Un portaaviones como el USS Abraham Lincoln no sería solo un símbolo, sino una demostración tangible de esa asimetría. En términos estrictamente militares, la posibilidad de una resistencia convencional es nula.

Entonces, ¿queda la opción de la guerra irregular?

Incluso ese escenario presenta serias dudas. La guerra de guerrillas requiere algo más que armas ligeras y voluntad política: necesita apoyo popular, cohesión social y motivación ideológica. Y ahí es donde el régimen cubano enfrenta su mayor debilidad.

El país atraviesa una crisis profunda. La escasez, los apagones prolongados, el deterioro de los servicios básicos y la emigración masiva han erosionado el vínculo entre el poder y la ciudadanía.

El descontento ya no es marginal; es estructural.
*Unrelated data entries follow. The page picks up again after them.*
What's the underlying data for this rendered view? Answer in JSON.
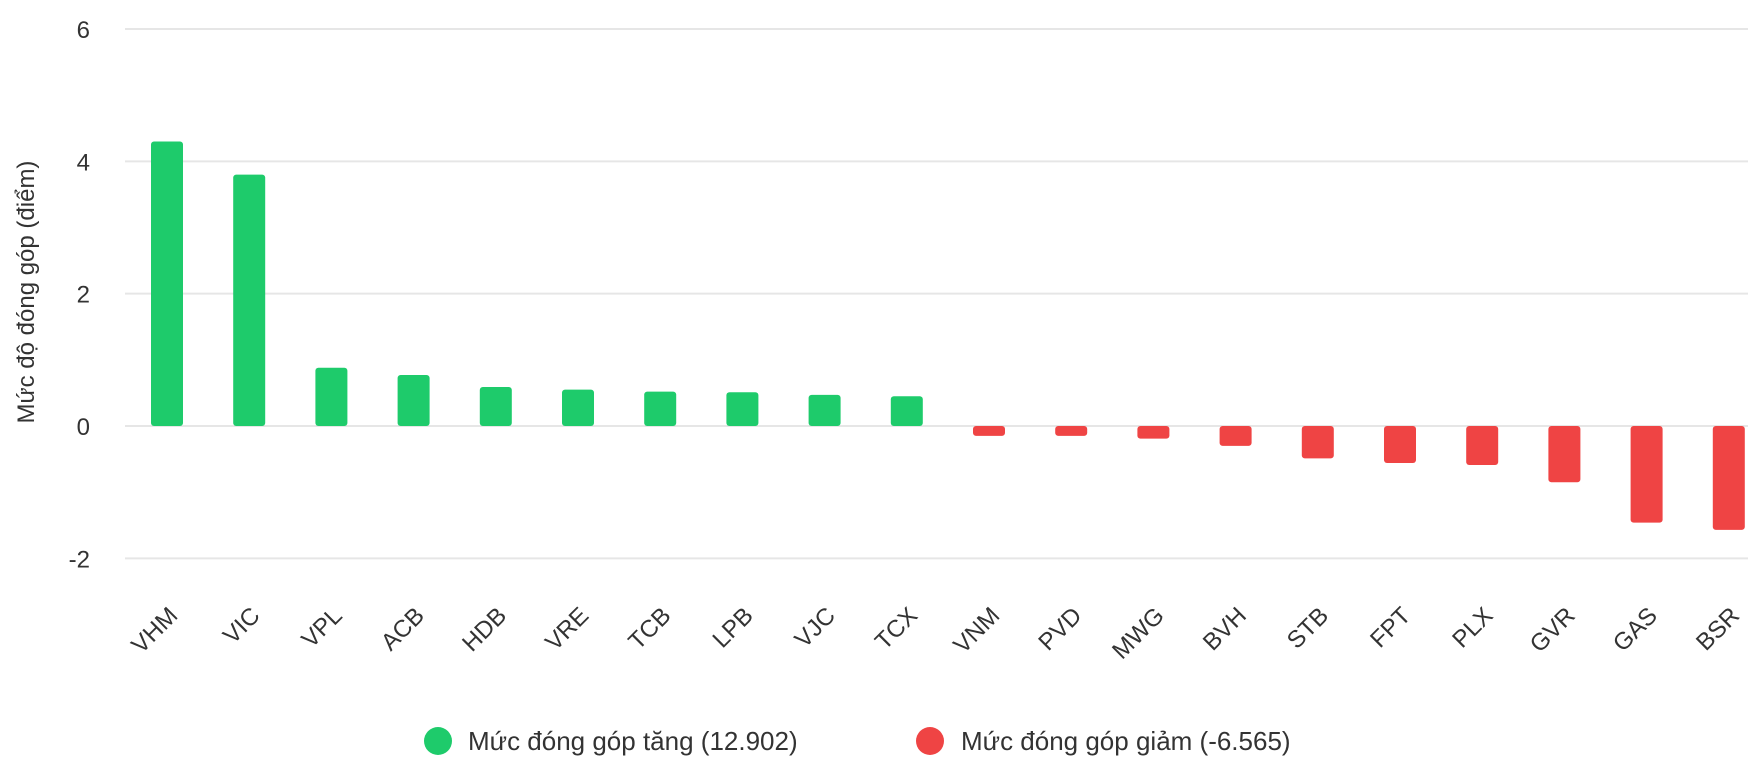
{
  "chart_data": {
    "type": "bar",
    "ylabel": "Mức độ đóng góp (điểm)",
    "ylim": [
      -2,
      6
    ],
    "yticks": [
      6,
      4,
      2,
      0,
      -2
    ],
    "grid": true,
    "legend_position": "bottom-center",
    "categories": [
      "VHM",
      "VIC",
      "VPL",
      "ACB",
      "HDB",
      "VRE",
      "TCB",
      "LPB",
      "VJC",
      "TCX",
      "VNM",
      "PVD",
      "MWG",
      "BVH",
      "STB",
      "FPT",
      "PLX",
      "GVR",
      "GAS",
      "BSR"
    ],
    "values": [
      4.3,
      3.8,
      0.88,
      0.77,
      0.59,
      0.55,
      0.52,
      0.51,
      0.47,
      0.45,
      -0.15,
      -0.15,
      -0.19,
      -0.3,
      -0.49,
      -0.56,
      -0.59,
      -0.85,
      -1.46,
      -1.57
    ],
    "series": [
      {
        "name": "Mức đóng góp tăng (12.902)",
        "color": "#1ecb6b"
      },
      {
        "name": "Mức đóng góp giảm (-6.565)",
        "color": "#ef4444"
      }
    ]
  }
}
Y, a diferencia de otros momentos históricos, hoy existe una desconexión evidente entre el discurso oficial y la vida real de los cubanos.

En ese contexto, resulta difícil imaginar a amplios sectores de la población dispuestos a sostener una guerra para defender un sistema que perciben como responsable de su situación.
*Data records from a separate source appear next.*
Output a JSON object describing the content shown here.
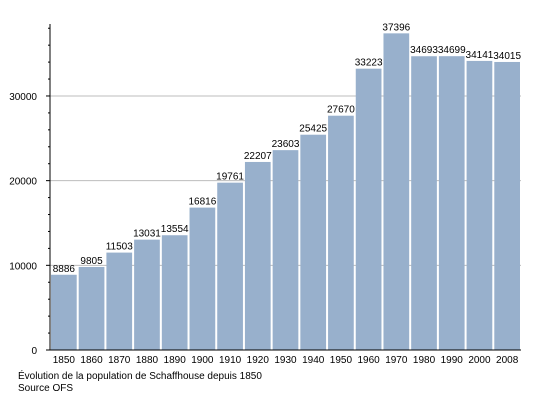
{
  "chart_data": {
    "type": "bar",
    "categories": [
      "1850",
      "1860",
      "1870",
      "1880",
      "1890",
      "1900",
      "1910",
      "1920",
      "1930",
      "1940",
      "1950",
      "1960",
      "1970",
      "1980",
      "1990",
      "2000",
      "2008"
    ],
    "values": [
      8886,
      9805,
      11503,
      13031,
      13554,
      16816,
      19761,
      22207,
      23603,
      25425,
      27670,
      33223,
      37396,
      34693,
      34699,
      34141,
      34015
    ],
    "title": "",
    "xlabel": "",
    "ylabel": "",
    "ylim": [
      0,
      38500
    ],
    "yticks": [
      0,
      10000,
      20000,
      30000
    ],
    "grid": true,
    "bar_color": "#98b0cc",
    "grid_color": "#bdbdbd"
  },
  "caption": {
    "line": "Évolution de la population de Schaffhouse depuis 1850",
    "source": "Source OFS"
  }
}
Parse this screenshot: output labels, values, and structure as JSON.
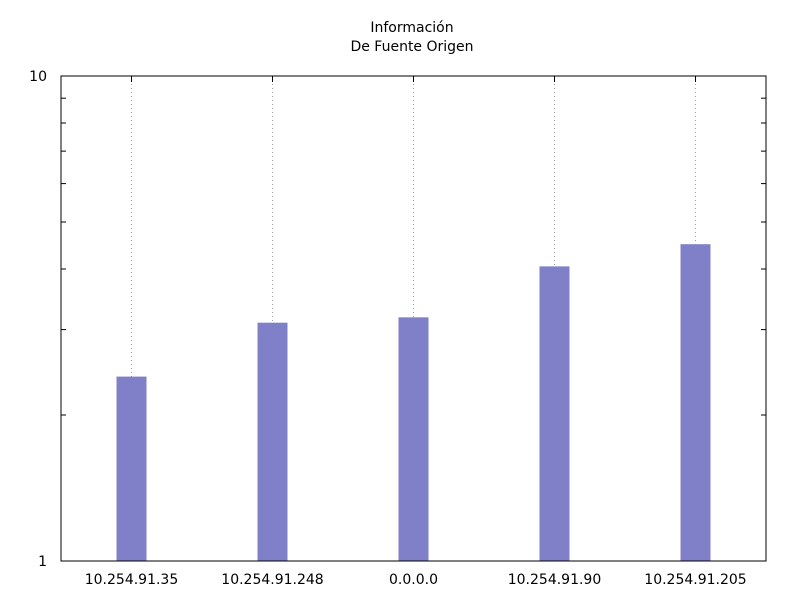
{
  "chart_data": {
    "type": "bar",
    "title": "Información",
    "subtitle": "De Fuente Origen",
    "xlabel": "",
    "ylabel": "",
    "yscale": "log",
    "ylim": [
      1,
      10
    ],
    "ytick_labels": [
      "1",
      "10"
    ],
    "grid": "vertical-dotted",
    "categories": [
      "10.254.91.35",
      "10.254.91.248",
      "0.0.0.0",
      "10.254.91.90",
      "10.254.91.205"
    ],
    "values": [
      2.4,
      3.1,
      3.18,
      4.05,
      4.5
    ],
    "bar_color": "#8080c8"
  }
}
El antecedente del 11 de julio de 2021 es clave. Aquellas protestas demostraron que existe una capacidad latente de movilización social, incluso bajo condiciones de fuerte represión. Desde entonces, aunque las manifestaciones han sido más fragmentadas, los reportes de protestas por apagones, comida o condiciones de vida han continuado.

Esto no significa que la población esté lista para un levantamiento generalizado, pero sí que el respaldo activo al régimen es mucho más débil de lo que proyecta la propaganda oficial.

A esto se suma un factor externo: el precedente venezolano. La caída de Nicolás Maduro y el papel determinante de Estados Unidos en ese proceso han enviado un mensaje claro a los gobiernos aliados: El uso indiscriminado de la fuerza contra la población puede tener consecuencias internacionales directas.

Eso limita las opciones del régimen cubano.

Si se produjera una demostración de fuerza como el despliegue de un portaaviones frente a La Habana, el escenario más probable no sería una rendición inmediata, pero tampoco una resistencia prolongada al estilo clásico. Más bien, se abriría un periodo de alta tensión interna.

El aparato de poder podría intentar mantener el control mediante movilizaciones simbólicas, discursos de resistencia y un refuerzo de la seguridad interna. Sin embargo, su capacidad para sostener un conflicto real dependería de factores que hoy parecen debilitados: lealtad interna, cohesión en las élites y control efectivo sobre la población.

La pregunta clave no es si pueden combatir, sino si pueden sostener el costo político y social de hacerlo.

Porque, a diferencia de otras épocas, el régimen ya no enfrenta solo una presión externa. Enfrenta, sobre todo, un desgaste interno acumulado durante años.

La idea de una rendición rápida puede ser optimista. Pero la de una resistencia prolongada también parece poco realista.

Entre ambos extremos, lo más probable es un escenario intermedio: tensiones, movimientos internos, posibles fracturas dentro del poder y una población observando, expectante, hasta dónde llega cada actor.

En última instancia, la respuesta no dependerá únicamente de la fuerza militar de Estados Unidos ni de la retórica del régimen cubano. Dependerá de algo más difícil de medir: cuánto control real conserva el poder en un país donde la crisis ha superado la capacidad de sostener el miedo como único mecanismo de gobernabilidad.

La respuesta a esa pregunta podría aflorar si Estados Unidos utiliza al Abraham Lincoln como catalizador de las fuerzas que actúan ahora en el dramático escenario cubano.